Though there is no specific recommendation for the number of screenings children should go through, the health panel said repeated screenings “may be most productive in adolescents with risk factors for anxiety.”
Anxiety disorders among children and teens are linked to an increased likelihood of developing an anxiety disorder or depression in the future, the health panel said.
The task force’s suggestion comes after studies continue to confirm students are struggling with ongoing mental health issues that have likely only worsened during the COVID-19 pandemic.

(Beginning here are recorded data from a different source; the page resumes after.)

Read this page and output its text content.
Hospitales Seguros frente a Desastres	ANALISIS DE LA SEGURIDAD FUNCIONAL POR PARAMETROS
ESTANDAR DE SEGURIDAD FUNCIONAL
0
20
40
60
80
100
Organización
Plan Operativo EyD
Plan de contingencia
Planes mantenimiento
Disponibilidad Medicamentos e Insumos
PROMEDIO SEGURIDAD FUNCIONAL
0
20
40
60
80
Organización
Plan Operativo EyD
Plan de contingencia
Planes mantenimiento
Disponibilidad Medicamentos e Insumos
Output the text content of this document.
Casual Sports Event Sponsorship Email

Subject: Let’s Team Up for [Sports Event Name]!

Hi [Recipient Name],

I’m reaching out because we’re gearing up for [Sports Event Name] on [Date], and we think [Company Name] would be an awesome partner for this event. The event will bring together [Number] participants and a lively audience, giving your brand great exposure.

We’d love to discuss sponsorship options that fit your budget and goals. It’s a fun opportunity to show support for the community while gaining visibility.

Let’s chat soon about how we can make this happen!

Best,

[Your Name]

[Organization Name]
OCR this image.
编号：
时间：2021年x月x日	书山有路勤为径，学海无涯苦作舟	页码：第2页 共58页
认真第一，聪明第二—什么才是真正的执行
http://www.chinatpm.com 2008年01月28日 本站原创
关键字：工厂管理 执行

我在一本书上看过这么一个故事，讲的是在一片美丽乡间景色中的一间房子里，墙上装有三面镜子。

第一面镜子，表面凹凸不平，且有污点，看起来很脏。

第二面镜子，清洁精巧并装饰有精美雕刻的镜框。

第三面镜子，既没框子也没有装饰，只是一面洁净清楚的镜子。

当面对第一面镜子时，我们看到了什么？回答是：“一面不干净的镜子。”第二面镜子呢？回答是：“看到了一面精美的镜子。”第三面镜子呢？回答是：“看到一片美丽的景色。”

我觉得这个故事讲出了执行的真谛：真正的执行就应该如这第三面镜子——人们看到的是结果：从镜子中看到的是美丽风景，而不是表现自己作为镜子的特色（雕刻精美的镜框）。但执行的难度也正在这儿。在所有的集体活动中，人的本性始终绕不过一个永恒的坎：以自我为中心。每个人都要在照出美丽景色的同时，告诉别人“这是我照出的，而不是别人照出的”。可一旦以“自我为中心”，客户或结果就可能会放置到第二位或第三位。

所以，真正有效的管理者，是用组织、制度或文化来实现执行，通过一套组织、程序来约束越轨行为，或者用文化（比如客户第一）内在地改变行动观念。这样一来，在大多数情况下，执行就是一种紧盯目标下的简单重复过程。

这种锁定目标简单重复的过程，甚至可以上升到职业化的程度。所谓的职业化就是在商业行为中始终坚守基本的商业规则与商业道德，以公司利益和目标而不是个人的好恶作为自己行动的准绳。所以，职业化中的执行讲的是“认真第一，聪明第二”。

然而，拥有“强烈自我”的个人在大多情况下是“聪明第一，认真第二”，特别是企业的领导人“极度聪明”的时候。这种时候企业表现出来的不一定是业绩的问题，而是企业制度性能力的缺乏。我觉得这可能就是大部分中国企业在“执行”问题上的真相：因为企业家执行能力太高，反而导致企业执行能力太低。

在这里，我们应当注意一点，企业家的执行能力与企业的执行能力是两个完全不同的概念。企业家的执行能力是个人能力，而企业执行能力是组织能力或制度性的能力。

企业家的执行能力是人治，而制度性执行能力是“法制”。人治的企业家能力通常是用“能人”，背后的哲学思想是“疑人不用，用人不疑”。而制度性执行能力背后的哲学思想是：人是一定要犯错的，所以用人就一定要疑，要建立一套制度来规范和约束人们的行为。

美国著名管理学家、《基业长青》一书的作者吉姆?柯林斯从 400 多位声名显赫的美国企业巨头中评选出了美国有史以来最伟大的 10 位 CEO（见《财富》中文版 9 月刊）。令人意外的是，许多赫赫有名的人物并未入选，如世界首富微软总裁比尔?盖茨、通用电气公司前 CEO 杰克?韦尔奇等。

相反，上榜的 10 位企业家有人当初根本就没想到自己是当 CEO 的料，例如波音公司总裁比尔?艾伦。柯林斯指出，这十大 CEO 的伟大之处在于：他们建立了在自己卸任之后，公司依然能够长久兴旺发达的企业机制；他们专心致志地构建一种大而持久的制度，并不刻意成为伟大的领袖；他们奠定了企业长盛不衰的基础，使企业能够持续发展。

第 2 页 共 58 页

In a survey of 3,200 parents released Monday by the nonprofit Child Mind Institute, 40% said their child’s mood declined during the global health crisis due to issues like anxiety and heightened stress. Additionally, a Centers for Disease Control and Prevention survey released in March found more than a third of high school students reported experiencing poor mental health during the pandemic.
Even before the global health crisis, the Community Preventive Services Task Force recommended in 2019 that schools provide cognitive behavioral therapy programs to lessen depression and anxiety symptoms among students considered to be at increased risk for developing these conditions. The task force called for targeted programs delivered by trained school staff, such as mental health professionals, teachers and nurses, along with nonschool psychologists or social workers.
More recently, the U.S. Department of Education announced in October it is accepting applications for two grant programs totaling $280 million to improve mental health supports for students. Funding for the grants comes from the Bipartisan Safer Communities Act and FY 2022 annual appropriations.